Justice Rutledge conceded that in some circumstances, “Congress [may], by offering the individual a single chance to challenge a law or an order, foreclose for him all further opportunity to question it, though requiring the courts to enforce it.” Id. at 471. Justice Rutledge then set forth some parameters under which it could be proper for enforcing courts to turn a blind eye to the legal validity of administrative action.

In criminal cases, Justice Rutledge argued, foreclosure of a defense “should be allowed, if at all, only by a procedure affording the substantial equivalent of a criminal trial,” such that failure to use the opportunity “could be taken as an actual, not a forced waiver.” Id. at 488 n.41. In civil cases, Justice Rutledge was ready to accept a more expansive version of “adequacy,” as long as the regulation was not “invalid on its face.” See Bowles, 321 U.S. at 526 (Rutledge, J., concurring). By this, Justice Rutledge meant that the courts must retain the ability to consider the validity of a rule in any situation that did not require them to consider outside evidence introduced at trial, as in Yakus. In other words, matters of law, involving no consideration of outside evidence, had to be fully preserved for the courts, even in civil cases.

The Fourth Circuit’s PDR decision expands Yakus by applying it to purely legal questions.

Yakus’s exhaustion holding may not have been “overruled in the court of history.” Trump v. Hawaii, 138 S. Ct. 2392, 2423 (2018). But Yakus has not aged well. “Congress amended the most onerous features of the Emergency Price Control Act” in response to Justice Rutledge’s dissent. Adamo Wrecking Co. v. United States, 434 U.S. 275, 291 (1978) (Powell, J., concurring). Justice Powell later called for limiting Yakus as a War Powers case, if not overruling it. Id. at 290.

The Fourth Circuit’s opinion in PDR, however, is a troubling expansion of Yakus. In Yakus, the majority carefully noted that “[t]here is no contention that the present regulation is void on its face.” Yakus, 321 U.S. at 447. Justice Rutledge, for his part, believed that Congress could never prohibit courts from considering pure legal questions in an enforcement action. Bowles, 321 U.S. at 526 (Rutledge, J., concurring). Pure questions of law, requiring no consideration of outside evidence, had to be preserved for the courts, arguably even under the New Deal Court’s evolving notions of the judicial role. See NLRB v. Hearst Publications, 322 U.S. 111 (1944); see also Gary Lawson & Stephen Kham, Making Law out of Nothing at All: The Origins of the Chevron Doctrine, 65 Admin. L. Rev. 1, 17–18 (2013).

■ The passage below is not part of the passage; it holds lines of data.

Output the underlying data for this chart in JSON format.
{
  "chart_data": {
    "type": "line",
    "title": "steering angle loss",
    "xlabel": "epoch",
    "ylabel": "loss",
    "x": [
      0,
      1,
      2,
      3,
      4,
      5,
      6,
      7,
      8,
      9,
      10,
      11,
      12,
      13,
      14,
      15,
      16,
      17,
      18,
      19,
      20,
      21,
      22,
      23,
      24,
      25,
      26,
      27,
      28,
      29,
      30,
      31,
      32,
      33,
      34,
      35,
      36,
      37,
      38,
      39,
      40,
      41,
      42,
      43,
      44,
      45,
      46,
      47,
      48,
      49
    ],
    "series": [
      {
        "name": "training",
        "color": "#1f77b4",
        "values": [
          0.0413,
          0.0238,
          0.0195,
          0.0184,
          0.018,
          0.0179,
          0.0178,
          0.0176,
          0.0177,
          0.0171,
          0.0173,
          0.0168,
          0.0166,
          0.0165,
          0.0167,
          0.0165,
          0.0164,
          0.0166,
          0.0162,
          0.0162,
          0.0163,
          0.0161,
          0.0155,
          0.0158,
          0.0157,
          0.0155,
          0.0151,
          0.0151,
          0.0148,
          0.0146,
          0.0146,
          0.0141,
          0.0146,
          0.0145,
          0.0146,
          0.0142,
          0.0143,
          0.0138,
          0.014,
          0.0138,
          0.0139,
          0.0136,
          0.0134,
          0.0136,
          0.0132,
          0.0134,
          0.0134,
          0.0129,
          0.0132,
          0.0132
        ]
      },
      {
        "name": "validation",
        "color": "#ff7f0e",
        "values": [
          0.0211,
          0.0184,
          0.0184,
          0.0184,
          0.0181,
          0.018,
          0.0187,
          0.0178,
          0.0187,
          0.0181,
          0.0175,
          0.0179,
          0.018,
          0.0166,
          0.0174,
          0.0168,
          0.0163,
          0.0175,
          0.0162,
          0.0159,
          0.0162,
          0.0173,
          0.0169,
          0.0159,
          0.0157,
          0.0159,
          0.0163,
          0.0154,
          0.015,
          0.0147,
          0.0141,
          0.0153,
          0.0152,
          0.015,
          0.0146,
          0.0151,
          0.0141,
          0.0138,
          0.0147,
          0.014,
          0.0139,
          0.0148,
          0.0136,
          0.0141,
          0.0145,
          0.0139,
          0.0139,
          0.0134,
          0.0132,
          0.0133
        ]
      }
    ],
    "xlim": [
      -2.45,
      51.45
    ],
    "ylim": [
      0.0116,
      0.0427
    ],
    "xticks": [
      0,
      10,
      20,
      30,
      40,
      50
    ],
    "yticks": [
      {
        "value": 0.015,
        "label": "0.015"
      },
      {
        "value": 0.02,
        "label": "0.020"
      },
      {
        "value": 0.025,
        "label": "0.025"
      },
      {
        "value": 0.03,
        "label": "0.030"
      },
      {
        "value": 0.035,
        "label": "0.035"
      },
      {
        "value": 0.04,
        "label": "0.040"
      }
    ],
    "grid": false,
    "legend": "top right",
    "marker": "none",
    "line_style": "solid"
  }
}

The Fourth Circuit’s majority opinion in PDR makes no such fine distinctions and would prevent defendants like PDR from raising even purely legal challenges in enforcing courts, precisely the kind of challenge that Justice Rutledge thought must be preserved for the judiciary.

James R. Conde is an associate at Boyden Gray & Associates PLLC, a constitutional and regulatory law firm in Washington, D.C.